Однажды Розалинда приезжала к нам в Сирию, и мне показалось, что ей понравилось на раскопках. Макс иногда просил ее делать для него зарисовки. Она исключительно хорошо рисует и прекрасно выполняла задания, но беда Розалинды заключается в том, что она, как и ее чудаковатая мать, постоянно стремится к совершенствованию, поэтому, сделав первый рисунок, она тут же порвала его, сделала еще серию и в конце концов сообщила Максу:
— Они никуда не годятся — я их все порву!
— Не нужно их рвать, — убеждал Макс.
— Все равно порву, — упорствовала Розалинда.
Однажды между ними произошла бурная сцена: Розалинда дрожала от ярости, Макс тоже разозлился не на шутку. Рисунки раскрашенных горшков удалось спасти, и позднее они вошли в книгу Макса о Телль-Браке, но Розалинда никогда не была ими довольна.
Шейх предоставил нам лошадей, и Розалинда совершала верховые прогулки в сопровождении Гилфорда Белла, молодого архитектора, племянника моей австралийской подруги Эйлин Белл. Он был очень славным юношей и делал чудесные карандашные эскизы амулетов, найденных в Браке. Это были симпатичные маленькие фигурки лягушек, львов, баранов, быков. Мягкая манера Гилфорда накладывать тени оказалась самым подходящим для них способом изображения.
В то лето Гилфорд гостил у нас в Торки, и в один прекрасный день мы увидели объявление, что продается дом, который я знала с детства, — Гринвей, стоявший на берегу Дарта, усадьба, которую моя мать считала — и я полностью разделяла ее мнение — самой лучшей из всех, расположенных вдоль реки.
— Пойдем посмотрим, — предложила я. — Мне будет приятно снова побывать там, я не видела Гринвей с тех самых пор, когда мама водила меня туда еще ребенком.
Итак, мы отправились в Гринвей и убедились, что дом и парк были действительно хороши.
Белый особняк в георгианском стиле, построенный в 1780 — 1790 годах, и роща со множеством прекрасных деревьев и кустов, простирающаяся до самого Дарта, — идеальное имение, о таком можно мечтать. Поскольку мы изображали из себя покупателей, я поинтересовалась ценой, впрочем, весьма равнодушно. Должно быть, я неверно расслышала ответ:
— Вы сказали шестнадцать тысяч? — переспросила я.
— Шесть тысяч.
— Шесть тысяч?! — Я не верила своим ушам.
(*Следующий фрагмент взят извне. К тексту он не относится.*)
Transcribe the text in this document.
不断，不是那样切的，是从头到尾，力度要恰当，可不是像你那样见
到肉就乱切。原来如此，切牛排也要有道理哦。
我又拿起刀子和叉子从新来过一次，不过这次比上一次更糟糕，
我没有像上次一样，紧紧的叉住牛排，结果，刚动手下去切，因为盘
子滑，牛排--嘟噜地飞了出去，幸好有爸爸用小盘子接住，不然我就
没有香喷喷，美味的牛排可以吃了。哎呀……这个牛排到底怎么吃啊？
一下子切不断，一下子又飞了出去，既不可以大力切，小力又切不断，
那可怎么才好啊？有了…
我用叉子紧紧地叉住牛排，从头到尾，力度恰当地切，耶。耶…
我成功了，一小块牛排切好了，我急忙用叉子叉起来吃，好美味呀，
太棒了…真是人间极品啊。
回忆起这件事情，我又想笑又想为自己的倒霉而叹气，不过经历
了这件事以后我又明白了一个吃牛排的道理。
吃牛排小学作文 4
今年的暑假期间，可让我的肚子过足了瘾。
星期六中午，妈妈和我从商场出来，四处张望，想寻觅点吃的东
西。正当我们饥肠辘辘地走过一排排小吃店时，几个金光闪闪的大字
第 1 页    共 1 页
По дороге домой мы обсуждали услышанное.
— Это неправдоподобно дешево, — сказала я. — Там тридцать три акра. И мне кажется, что дом в приличном состоянии, нуждается лишь в отделке, вот и все.
— Почему бы тебе не купить его? — спросил Макс. Услышать это от Макса было такой неожиданностью, что у меня перехватило дыхание. — Тебя ведь беспокоит Эшфилд, по-моему.